The CPR brought settlers and the North-West Mounted Police (NWMP) to “a land rarely seen by most Canadians.”[3]  With the assistance of NWMP Commissioner James Macleod in maintaining order in the region, Crowfoot advocated for the rights of the Indigenous Peoples and ensured that Blackfoot land claims were respected.[4]  This culminated in the signing of Treaty 7 that guaranteed land, financial compensation and livestock in exchange for the vast Blackfoot homeland.[5]  Crowfoot forewarned that the buffalo “has been our food always”[6] and must be protected from encroaching settlers.  Ironically, the image of a buffalo is etched on Crowfoot’s railway pass, confirming that Canadians were aware of the importance of the buffalo to the Indigenous Peoples.  Prairie fires destroyed the plains where the remaining buffalo grazed, further weakening the Blackfoot’s resource base and stripping them of their food source.[7]

Exile and Rebellion

Chief Crowfoot wearing his life-time pass. Courtesy of the Provincial Archives of Alberta.

In 1879, disease and starvation forced the Blackfoot to follow the last buffalo herds to Montana.[8]  By 1881, with the last of the buffalo depleted and without NWMP protection against whiskey pedlars and inter-tribal warfare, the Blackfoot returned to Canada to face famine, abandoned treaty promises, the insensitivity of a newly-formed Department of Indian Affairs and the North-West Rebellion of 1885.[9]  Crowfoot wore the pass “around his neck on a chain for the rest of his life.”[10] Crowfoot died in 1890 from tuberculosis, silencing a powerful voice.

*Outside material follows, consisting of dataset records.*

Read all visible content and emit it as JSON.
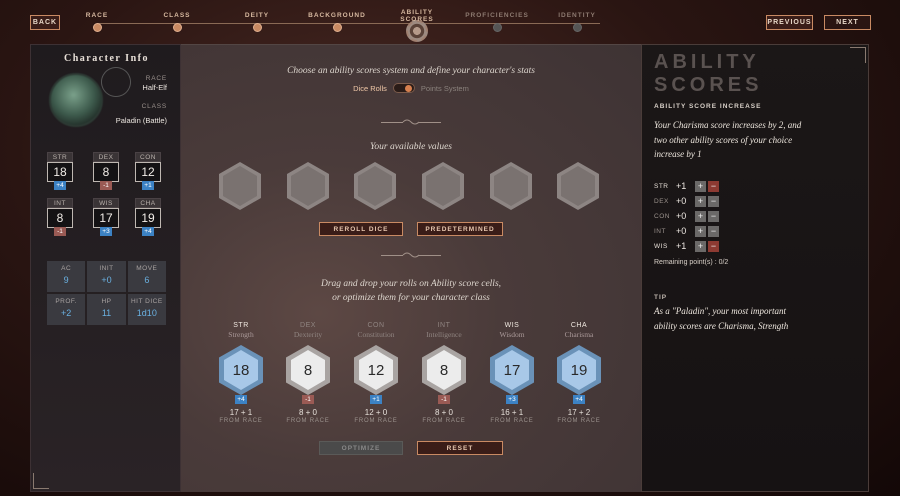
{
  "nav": {
    "back": "BACK",
    "previous": "PREVIOUS",
    "next": "NEXT",
    "steps": [
      {
        "label": "RACE",
        "state": "done"
      },
      {
        "label": "CLASS",
        "state": "done"
      },
      {
        "label": "DEITY",
        "state": "done"
      },
      {
        "label": "BACKGROUND",
        "state": "done"
      },
      {
        "label": "ABILITY SCORES",
        "state": "current"
      },
      {
        "label": "PROFICIENCIES",
        "state": "future"
      },
      {
        "label": "IDENTITY",
        "state": "future"
      }
    ]
  },
  "character": {
    "title": "Character Info",
    "race_label": "RACE",
    "race": "Half-Elf",
    "class_label": "CLASS",
    "class": "Paladin (Battle)",
    "stats": [
      {
        "abbr": "STR",
        "value": "18",
        "mod": "+4",
        "sign": "pos"
      },
      {
        "abbr": "DEX",
        "value": "8",
        "mod": "-1",
        "sign": "neg"
      },
      {
        "abbr": "CON",
        "value": "12",
        "mod": "+1",
        "sign": "pos"
      },
      {
        "abbr": "INT",
        "value": "8",
        "mod": "-1",
        "sign": "neg"
      },
      {
        "abbr": "WIS",
        "value": "17",
        "mod": "+3",
        "sign": "pos"
      },
      {
        "abbr": "CHA",
        "value": "19",
        "mod": "+4",
        "sign": "pos"
      }
    ],
    "derived": [
      {
        "label": "AC",
        "value": "9"
      },
      {
        "label": "INIT",
        "value": "+0"
      },
      {
        "label": "MOVE",
        "value": "6"
      },
      {
        "label": "PROF.",
        "value": "+2"
      },
      {
        "label": "HP",
        "value": "11"
      },
      {
        "label": "HIT DICE",
        "value": "1d10"
      }
    ]
  },
  "center": {
    "heading": "Choose an ability scores system and define your character's stats",
    "option_dice": "Dice Rolls",
    "option_points": "Points System",
    "values_title": "Your available values",
    "reroll": "REROLL DICE",
    "predetermined": "PREDETERMINED",
    "instruction_1": "Drag and drop your rolls on Ability score cells,",
    "instruction_2": "or optimize them for your character class",
    "abilities": [
      {
        "abbr": "STR",
        "name": "Strength",
        "score": "18",
        "mod": "+4",
        "sign": "pos",
        "calc": "17 + 1",
        "from": "FROM RACE",
        "highlight": true
      },
      {
        "abbr": "DEX",
        "name": "Dexterity",
        "score": "8",
        "mod": "-1",
        "sign": "neg",
        "calc": "8 + 0",
        "from": "FROM RACE",
        "highlight": false
      },
      {
        "abbr": "CON",
        "name": "Constitution",
        "score": "12",
        "mod": "+1",
        "sign": "pos",
        "calc": "12 + 0",
        "from": "FROM RACE",
        "highlight": false
      },
      {
        "abbr": "INT",
        "name": "Intelligence",
        "score": "8",
        "mod": "-1",
        "sign": "neg",
        "calc": "8 + 0",
        "from": "FROM RACE",
        "highlight": false
      },
      {
        "abbr": "WIS",
        "name": "Wisdom",
        "score": "17",
        "mod": "+3",
        "sign": "pos",
        "calc": "16 + 1",
        "from": "FROM RACE",
        "highlight": true
      },
      {
        "abbr": "CHA",
        "name": "Charisma",
        "score": "19",
        "mod": "+4",
        "sign": "pos",
        "calc": "17 + 2",
        "from": "FROM RACE",
        "highlight": true
      }
    ],
    "optimize": "OPTIMIZE",
    "reset": "RESET"
  },
  "info": {
    "title_1": "ABILITY",
    "title_2": "SCORES",
    "increase_heading": "ABILITY SCORE INCREASE",
    "increase_text": "Your Charisma score increases by 2, and two other ability scores of your choice increase by 1",
    "increases": [
      {
        "abbr": "STR",
        "value": "+1",
        "active": true
      },
      {
        "abbr": "DEX",
        "value": "+0",
        "active": false
      },
      {
        "abbr": "CON",
        "value": "+0",
        "active": false
      },
      {
        "abbr": "INT",
        "value": "+0",
        "active": false
      },
      {
        "abbr": "WIS",
        "value": "+1",
        "active": true
      }
    ],
    "remaining": "Remaining point(s) : 0/2",
    "tip_heading": "TIP",
    "tip_text": "As a \"Paladin\", your most important ability scores are Charisma, Strength",
    "plus": "+",
    "minus": "−"
  }
}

Daniel Rose is a Masters of Museum Studies candidate at the University of Toronto with a special interest in museum interpretation and public programming.  He is from Kingston, Ontario, and has a Bachelor of Arts (Honours), with a major in history, from Queen`s University.  Daniel worked for three summers as a Fort Henry Guard in the Drums and one summer assisting the museum curator.  His interests include colonial and post-colonial Canadian history and cultural history.

[1] Stuebing & Irwin, 1968, 4-5.

[2] Ibid.

[3] Cottrell, 2000, 61.

[4] Macleod, 1990, para. 14.

[5] Duhamel, 1966, para. 6-26; Macleod, 1990, para. 14.

[6] Dempsey, 1982, para. 12.

[7] Ibid., para. 13.

[8] Dempsey, 1982, para. 13.

[9] Ibid, para. 13-14.

[10] Woods, 1960, para. 13

“The CPR was a modernizing influence that constructed a new society by marginalizing one that already existed.”